İmar Barışı sorunuyla baş başa kalanların çoğunluğunun, asgari ücretle geçinmeye çalışanlar olduğu bir gerçek. AKP’nin hem müjde diye sunduğu hem de milyonları soktuğu bir çıkmaz var: Ev sahibi olmak ama evinin başına yıkılmasına imza atmak.

Başka çatısı olmayanların çıkmazı buyken İmar Barışı’nın AKP’nin düzeninden nemalananlara yaradığını söylemek lazım. Belediyelerde enişteye, amca oğluna peşkeş çekilen araziler bu sayede bir anda aklanıveriyor. Kendi yandaşlarına sağladıkları rant hem yasallaşıyor hem geri ceplerine dönüyor.

Sonuç olarak AKP’nin topluma geçen yıl müjde diye anlattığı İmar Barışı adımının arka planında seçim yatırımı ve kazanç hedefinden başka bir şey göremiyoruz. Yapı Denetim Belgesi dağıtılan binaların yerle bir olması ihtimali, iktidarın yakasını sıyıramayacağı bir gerçeklik olarak ortada duruyor. Bundan kaçamazlar.

Kentsel dönüşümün tek amacı rant

Bir yandan İmar Barışı süreci devam ederken kentsel dönüşümü bunun yerine ikame etmeye çalışıyorlar. Yani hem para alıp tapu dağıtıyorlar hem de kentsel dönüşüm ile riskli binaları yıkıp yeniden yapacağız diyorlar.

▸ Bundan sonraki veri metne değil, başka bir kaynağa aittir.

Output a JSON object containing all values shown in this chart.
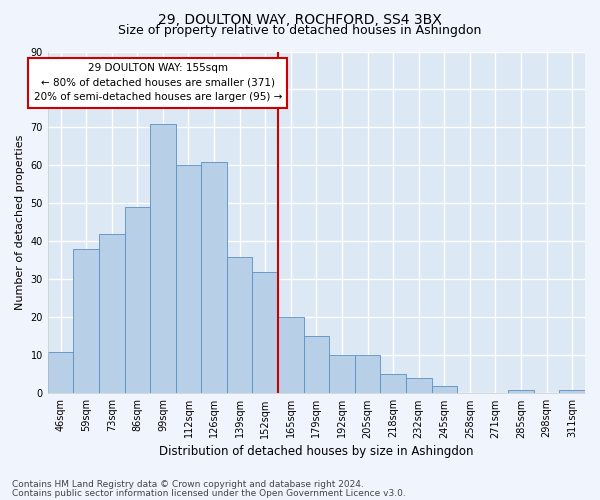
{
  "title1": "29, DOULTON WAY, ROCHFORD, SS4 3BX",
  "title2": "Size of property relative to detached houses in Ashingdon",
  "xlabel": "Distribution of detached houses by size in Ashingdon",
  "ylabel": "Number of detached properties",
  "bar_labels": [
    "46sqm",
    "59sqm",
    "73sqm",
    "86sqm",
    "99sqm",
    "112sqm",
    "126sqm",
    "139sqm",
    "152sqm",
    "165sqm",
    "179sqm",
    "192sqm",
    "205sqm",
    "218sqm",
    "232sqm",
    "245sqm",
    "258sqm",
    "271sqm",
    "285sqm",
    "298sqm",
    "311sqm"
  ],
  "bar_values": [
    11,
    38,
    42,
    49,
    71,
    60,
    61,
    36,
    32,
    20,
    15,
    10,
    10,
    5,
    4,
    2,
    0,
    0,
    1,
    0,
    1
  ],
  "bar_color": "#b8cfe8",
  "bar_edge_color": "#5a8fc4",
  "background_color": "#dde8f5",
  "fig_background_color": "#f0f4fc",
  "grid_color": "#ffffff",
  "vline_x": 8.5,
  "vline_color": "#cc0000",
  "annotation_text": "29 DOULTON WAY: 155sqm\n← 80% of detached houses are smaller (371)\n20% of semi-detached houses are larger (95) →",
  "annotation_box_color": "#ffffff",
  "annotation_box_edge_color": "#cc0000",
  "ylim": [
    0,
    90
  ],
  "yticks": [
    0,
    10,
    20,
    30,
    40,
    50,
    60,
    70,
    80,
    90
  ],
  "footer1": "Contains HM Land Registry data © Crown copyright and database right 2024.",
  "footer2": "Contains public sector information licensed under the Open Government Licence v3.0.",
  "title1_fontsize": 10,
  "title2_fontsize": 9,
  "xlabel_fontsize": 8.5,
  "ylabel_fontsize": 8,
  "tick_fontsize": 7,
  "annotation_fontsize": 7.5,
  "footer_fontsize": 6.5
}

2012 yılında getirdikleri kentsel dönüşüm ile büyük bir rant kapısını açtılar. Yandaş inşaat firmalarına on binlerce yapı yaptırdılar. TOKİ ile inşa edilen yapıların bile sağlamlığı tartışmalıdır. Kentsel dönüşümde dert gerçekten riskli yapıları ortadan kaldırmak olsaydı, İstanbul’da riskli bölge ilan edilen Zeytinburnu yerine Kadıköy’den başlanmazdı. Riske göre çözüme dayalı bölge seçmediler, nereden daha çok rant sağlayacaklarsa oraya yöneldiler.

Riskli alan olarak belirledikleri yerlerde taşınmazlara el koydular, yaşam alanlarını da talan ettiler. Buradaki adaletsizlik “güvenli binalar” yapıyoruz diyerek o bölgelerde yaşayanların sürülmesidir. Buradaki rantın ikinci perdesi, TOKİ ile yaptıkları evleri binlerce liraya pazarlamalarıdır.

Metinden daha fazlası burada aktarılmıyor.